November 18, 2010 13:32 IST

ONGC's oil output is expected to go up significantly in the current fiscal on the back of higher reserves accretion after witnessing flat production growth over the past decade, chairman and managing director R S Sharma said, "Our oil production, after a ten-year flat growth, is projected to increase by about three million tonnes (annually) in the next two-three years and gas production from 62 million cubic metres per day is expected to cross 100 million cubic metres per day in the next five-six years."

He added that ONGC's production has been flat at approximately 25 million tonnes of oil per annum in the last ten years, while gas production amounted to 62 million standard cubic metres of gas per day on average, based on the discoveries made by the oil and gas explorer.

However, last year, reserve accretion was the highest in the last 20 years. He noted that in the industry that ONGC operates, it takes five-seven years for discoveries to translate into oil and gas production.

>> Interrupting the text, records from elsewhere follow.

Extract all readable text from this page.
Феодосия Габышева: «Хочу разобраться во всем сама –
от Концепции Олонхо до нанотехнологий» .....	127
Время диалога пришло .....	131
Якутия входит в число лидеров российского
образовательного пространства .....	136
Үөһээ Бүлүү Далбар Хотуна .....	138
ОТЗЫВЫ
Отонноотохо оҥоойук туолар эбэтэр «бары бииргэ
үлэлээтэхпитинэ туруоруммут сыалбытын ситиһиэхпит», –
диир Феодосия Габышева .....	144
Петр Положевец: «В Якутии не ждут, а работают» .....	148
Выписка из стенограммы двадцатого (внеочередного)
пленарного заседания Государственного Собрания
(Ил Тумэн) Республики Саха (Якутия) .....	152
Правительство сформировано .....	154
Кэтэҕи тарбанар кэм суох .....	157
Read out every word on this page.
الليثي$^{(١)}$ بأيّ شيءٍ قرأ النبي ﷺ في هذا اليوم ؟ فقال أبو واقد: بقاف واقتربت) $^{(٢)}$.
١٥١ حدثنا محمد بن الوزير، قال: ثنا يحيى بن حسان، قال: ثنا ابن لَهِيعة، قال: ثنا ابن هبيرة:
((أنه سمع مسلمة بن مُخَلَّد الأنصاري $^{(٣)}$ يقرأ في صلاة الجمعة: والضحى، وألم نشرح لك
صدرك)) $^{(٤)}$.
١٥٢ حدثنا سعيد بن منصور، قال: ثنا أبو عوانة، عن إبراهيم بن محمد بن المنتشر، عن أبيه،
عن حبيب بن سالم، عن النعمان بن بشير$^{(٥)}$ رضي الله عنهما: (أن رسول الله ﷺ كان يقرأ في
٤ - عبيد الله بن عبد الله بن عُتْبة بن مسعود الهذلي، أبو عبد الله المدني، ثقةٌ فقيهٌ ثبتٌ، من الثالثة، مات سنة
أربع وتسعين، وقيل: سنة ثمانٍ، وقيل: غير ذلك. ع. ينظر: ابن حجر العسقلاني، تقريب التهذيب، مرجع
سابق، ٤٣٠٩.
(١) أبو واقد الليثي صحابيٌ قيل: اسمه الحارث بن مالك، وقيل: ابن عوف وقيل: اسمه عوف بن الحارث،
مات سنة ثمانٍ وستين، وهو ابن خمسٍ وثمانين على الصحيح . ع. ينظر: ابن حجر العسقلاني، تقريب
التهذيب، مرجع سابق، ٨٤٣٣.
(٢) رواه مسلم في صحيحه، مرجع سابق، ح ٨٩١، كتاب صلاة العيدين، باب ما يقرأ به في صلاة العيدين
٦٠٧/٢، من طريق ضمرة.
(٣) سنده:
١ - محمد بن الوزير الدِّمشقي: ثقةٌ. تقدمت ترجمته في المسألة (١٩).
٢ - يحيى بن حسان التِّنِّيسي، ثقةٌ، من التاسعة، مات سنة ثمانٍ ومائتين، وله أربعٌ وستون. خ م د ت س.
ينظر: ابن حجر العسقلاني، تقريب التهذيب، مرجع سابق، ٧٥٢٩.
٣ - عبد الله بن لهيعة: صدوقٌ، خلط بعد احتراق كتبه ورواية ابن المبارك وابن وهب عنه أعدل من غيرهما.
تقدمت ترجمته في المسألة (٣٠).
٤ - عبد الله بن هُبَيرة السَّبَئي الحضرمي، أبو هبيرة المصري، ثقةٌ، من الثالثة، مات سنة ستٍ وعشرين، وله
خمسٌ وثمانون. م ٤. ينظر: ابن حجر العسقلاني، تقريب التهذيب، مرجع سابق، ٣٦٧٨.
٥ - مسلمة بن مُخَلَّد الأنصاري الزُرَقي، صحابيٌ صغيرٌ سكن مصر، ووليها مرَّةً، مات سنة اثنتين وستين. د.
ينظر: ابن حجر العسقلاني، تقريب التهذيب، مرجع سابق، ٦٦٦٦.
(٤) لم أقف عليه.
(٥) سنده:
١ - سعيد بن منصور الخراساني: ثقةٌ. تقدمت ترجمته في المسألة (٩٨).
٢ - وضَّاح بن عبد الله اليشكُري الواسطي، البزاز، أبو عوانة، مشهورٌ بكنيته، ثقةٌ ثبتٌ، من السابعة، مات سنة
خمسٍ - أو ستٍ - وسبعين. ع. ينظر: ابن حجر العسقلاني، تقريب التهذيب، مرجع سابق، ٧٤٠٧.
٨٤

Sharma said ONGC's follow-on public offer is slated for the January-March quarter, when a 5 per cent stake would be divested. When ten per cent was divested under the oil and gas exploration, company's initial public offer in 2004, the government was able to raise Rs 10,500 crore (Rs 105 billion).

The five per cent divestment in early 2011 would fetch "much more than the ten per cent collection in 2004", Sharma said. On reports that ONGC is mulling a stock split, he said the company is waiting for the green signal from the government.

"Once we hear (from the government), we will deliver," he said on the sidelines of a three-day national quality summit organised by the CII.